A driven similarity renormalization group approach to quantum many-body problems

TL;DR

This paper introduces a driven similarity renormalization group (DSRG) method for quantum many-body problems, offering computational advantages and demonstrating good accuracy for molecular properties, with some limitations in specific cases.

Contribution

The paper presents a novel integral DSRG approach, improving computational efficiency and extending SRG applications to electron correlation problems in quantum chemistry.

Findings

DSRG produces Hamiltonian flow similar to SRG.

Good agreement with benchmark CCSD(T) results for molecular properties.
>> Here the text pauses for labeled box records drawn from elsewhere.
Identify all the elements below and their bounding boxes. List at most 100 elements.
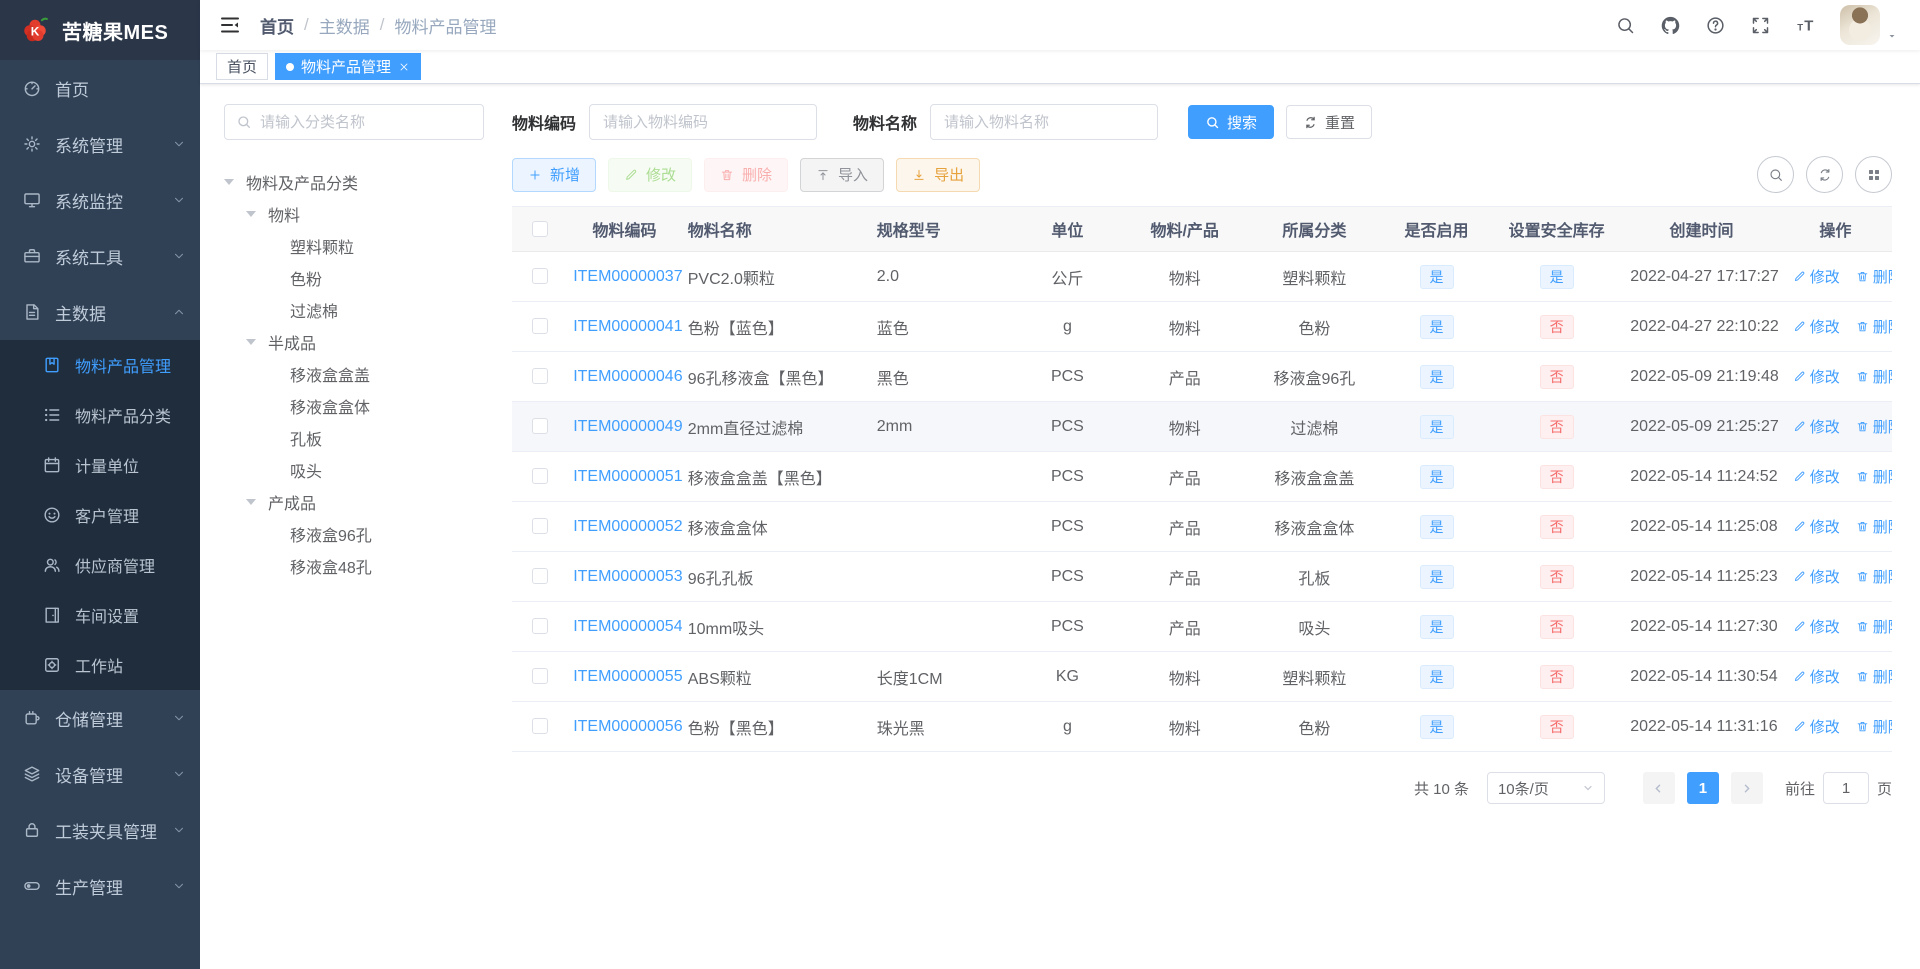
next-page-button[interactable] <box>1730 772 1763 804</box>
sidebar-item-计量单位[interactable]: 计量单位 <box>0 440 200 490</box>
font-size-icon[interactable]: TT <box>1795 15 1816 36</box>
breadcrumb-item[interactable]: 主数据 <box>319 13 370 38</box>
search-button[interactable]: 搜索 <box>1188 105 1275 139</box>
row-delete-link[interactable]: 删除 <box>1856 666 1892 687</box>
material-code-link[interactable]: ITEM00000046 <box>573 368 682 385</box>
reset-button[interactable]: 重置 <box>1286 105 1373 139</box>
user-menu[interactable] <box>1840 5 1898 45</box>
material-code-input[interactable] <box>589 104 818 140</box>
tree-node-孔板[interactable]: 孔板 <box>224 422 484 454</box>
page-number-1[interactable]: 1 <box>1686 772 1719 804</box>
material-code-link[interactable]: ITEM00000051 <box>573 468 682 485</box>
row-delete-link[interactable]: 删除 <box>1856 566 1892 587</box>
row-edit-link[interactable]: 修改 <box>1793 666 1840 687</box>
question-icon[interactable] <box>1705 15 1726 36</box>
删除-button[interactable]: 删除 <box>704 157 789 192</box>
tree-node-吸头[interactable]: 吸头 <box>224 454 484 486</box>
material-name-input[interactable] <box>930 104 1159 140</box>
tree-expand-caret[interactable] <box>246 339 268 345</box>
sidebar-item-工作站[interactable]: 工作站 <box>0 640 200 690</box>
row-edit-link[interactable]: 修改 <box>1793 566 1840 587</box>
tree-expand-caret[interactable] <box>224 179 246 185</box>
row-delete-link[interactable]: 删除 <box>1856 516 1892 537</box>
row-edit-link[interactable]: 修改 <box>1793 616 1840 637</box>
breadcrumb-item[interactable]: 物料产品管理 <box>394 13 496 38</box>
tree-node-移液盒盒体[interactable]: 移液盒盒体 <box>224 390 484 422</box>
material-code-link[interactable]: ITEM00000049 <box>573 418 682 435</box>
tree-node-移液盒48孔[interactable]: 移液盒48孔 <box>224 550 484 582</box>
category-search-input[interactable] <box>260 113 472 131</box>
row-delete-link[interactable]: 删除 <box>1856 716 1892 737</box>
sidebar-item-主数据[interactable]: 主数据 <box>0 284 200 340</box>
sidebar-item-生产管理[interactable]: 生产管理 <box>0 858 200 914</box>
hamburger-icon[interactable] <box>218 13 242 37</box>
sidebar-item-供应商管理[interactable]: 供应商管理 <box>0 540 200 590</box>
sidebar-item-工装夹具管理[interactable]: 工装夹具管理 <box>0 802 200 858</box>
sidebar-item-系统监控[interactable]: 系统监控 <box>0 172 200 228</box>
tree-node-产成品[interactable]: 产成品 <box>224 486 484 518</box>
row-checkbox[interactable] <box>531 718 548 735</box>
导出-button[interactable]: 导出 <box>896 157 981 192</box>
sidebar-item-车间设置[interactable]: 车间设置 <box>0 590 200 640</box>
row-edit-link[interactable]: 修改 <box>1793 366 1840 387</box>
material-code-link[interactable]: ITEM00000056 <box>573 718 682 735</box>
select-all-checkbox[interactable] <box>531 220 548 237</box>
material-code-link[interactable]: ITEM00000052 <box>573 518 682 535</box>
row-delete-link[interactable]: 删除 <box>1856 366 1892 387</box>
row-edit-link[interactable]: 修改 <box>1793 416 1840 437</box>
sidebar-item-首页[interactable]: 首页 <box>0 60 200 116</box>
row-edit-link[interactable]: 修改 <box>1793 316 1840 337</box>
sidebar-item-仓储管理[interactable]: 仓储管理 <box>0 690 200 746</box>
search-circle-button[interactable] <box>1757 156 1794 193</box>
row-checkbox[interactable] <box>531 518 548 535</box>
sidebar-item-设备管理[interactable]: 设备管理 <box>0 746 200 802</box>
page-size-select[interactable]: 10条/页 <box>1486 772 1605 804</box>
row-checkbox[interactable] <box>531 618 548 635</box>
grid-circle-button[interactable] <box>1855 156 1892 193</box>
tree-node-色粉[interactable]: 色粉 <box>224 262 484 294</box>
tree-node-半成品[interactable]: 半成品 <box>224 326 484 358</box>
material-code-link[interactable]: ITEM00000037 <box>573 268 682 285</box>
tab-物料产品管理[interactable]: 物料产品管理 <box>275 53 422 80</box>
close-icon[interactable] <box>398 61 410 73</box>
material-code-link[interactable]: ITEM00000054 <box>573 618 682 635</box>
row-edit-link[interactable]: 修改 <box>1793 466 1840 487</box>
avatar[interactable] <box>1840 5 1880 45</box>
tree-expand-caret[interactable] <box>246 499 268 505</box>
tree-node-过滤棉[interactable]: 过滤棉 <box>224 294 484 326</box>
row-checkbox[interactable] <box>531 568 548 585</box>
row-checkbox[interactable] <box>531 368 548 385</box>
search-icon[interactable] <box>1615 15 1636 36</box>
row-edit-link[interactable]: 修改 <box>1793 266 1840 287</box>
tree-expand-caret[interactable] <box>246 211 268 217</box>
row-checkbox[interactable] <box>531 318 548 335</box>
material-code-link[interactable]: ITEM00000055 <box>573 668 682 685</box>
row-edit-link[interactable]: 修改 <box>1793 516 1840 537</box>
tree-node-物料[interactable]: 物料 <box>224 198 484 230</box>
导入-button[interactable]: 导入 <box>800 157 885 192</box>
row-delete-link[interactable]: 删除 <box>1856 616 1892 637</box>
sidebar-item-系统工具[interactable]: 系统工具 <box>0 228 200 284</box>
sidebar-item-物料产品分类[interactable]: 物料产品分类 <box>0 390 200 440</box>
新增-button[interactable]: 新增 <box>512 157 597 192</box>
refresh-circle-button[interactable] <box>1806 156 1843 193</box>
prev-page-button[interactable] <box>1642 772 1675 804</box>
row-delete-link[interactable]: 删除 <box>1856 416 1892 437</box>
tree-node-移液盒96孔[interactable]: 移液盒96孔 <box>224 518 484 550</box>
tree-node-移液盒盒盖[interactable]: 移液盒盒盖 <box>224 358 484 390</box>
material-code-link[interactable]: ITEM00000053 <box>573 568 682 585</box>
修改-button[interactable]: 修改 <box>608 157 693 192</box>
row-checkbox[interactable] <box>531 268 548 285</box>
row-checkbox[interactable] <box>531 668 548 685</box>
row-checkbox[interactable] <box>531 418 548 435</box>
row-delete-link[interactable]: 删除 <box>1856 466 1892 487</box>
sidebar-item-物料产品管理[interactable]: 物料产品管理 <box>0 340 200 390</box>
material-code-link[interactable]: ITEM00000041 <box>573 318 682 335</box>
row-edit-link[interactable]: 修改 <box>1793 716 1840 737</box>
row-delete-link[interactable]: 删除 <box>1856 316 1892 337</box>
row-delete-link[interactable]: 删除 <box>1856 266 1892 287</box>
sidebar-item-系统管理[interactable]: 系统管理 <box>0 116 200 172</box>
github-icon[interactable] <box>1660 15 1681 36</box>
goto-page-input[interactable] <box>1822 772 1869 804</box>
tree-node-塑料颗粒[interactable]: 塑料颗粒 <box>224 230 484 262</box>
Modified commutator approximation improves convergence issues.

Abstract

Applications of the similarity renormalization group (SRG) approach [F. Wegner, Ann. Phys. 506, 77 (1994), S. D. G{\l}azek and K. G. Wilson, Phys. Rev. D 49, 4214 (1994)] to the formulation of useful many-body theories of electron correlation are considered. In addition to presenting a production-level implementation of the SRG based on a single-reference formalism, a novel integral version of the SRG is reported, in which the flow of the Hamiltonian is driven by a source operator. It is shown that this driven SRG (DSRG) produces a Hamiltonian flow that is analogous to that of the SRG. Compared to the SRG, which requires propagating a set of ordinary differential equations, the DSRG is computationally advantageous since it consists of a set of polynomial equations. The equilibrium distances, harmonic vibrational frequencies, and vibrational anharmonicities of a series of diatomic molecules computed with the SRG and DSRG approximated with one- and two-body normal ordered operators are in good agreement with benchmark values from coupled cluster with singles, doubles, and perturbative triples [CCSD(T)]. Particularly surprising results are found when the SRG and DSRG methods are applied to C$_2$ and F$_2$. In the former case both methods fail to converge, while in the latter case an unbound potential energy curve is obtained. A modified commutator approximation is shown to correct these problems in the case of the DSRG method.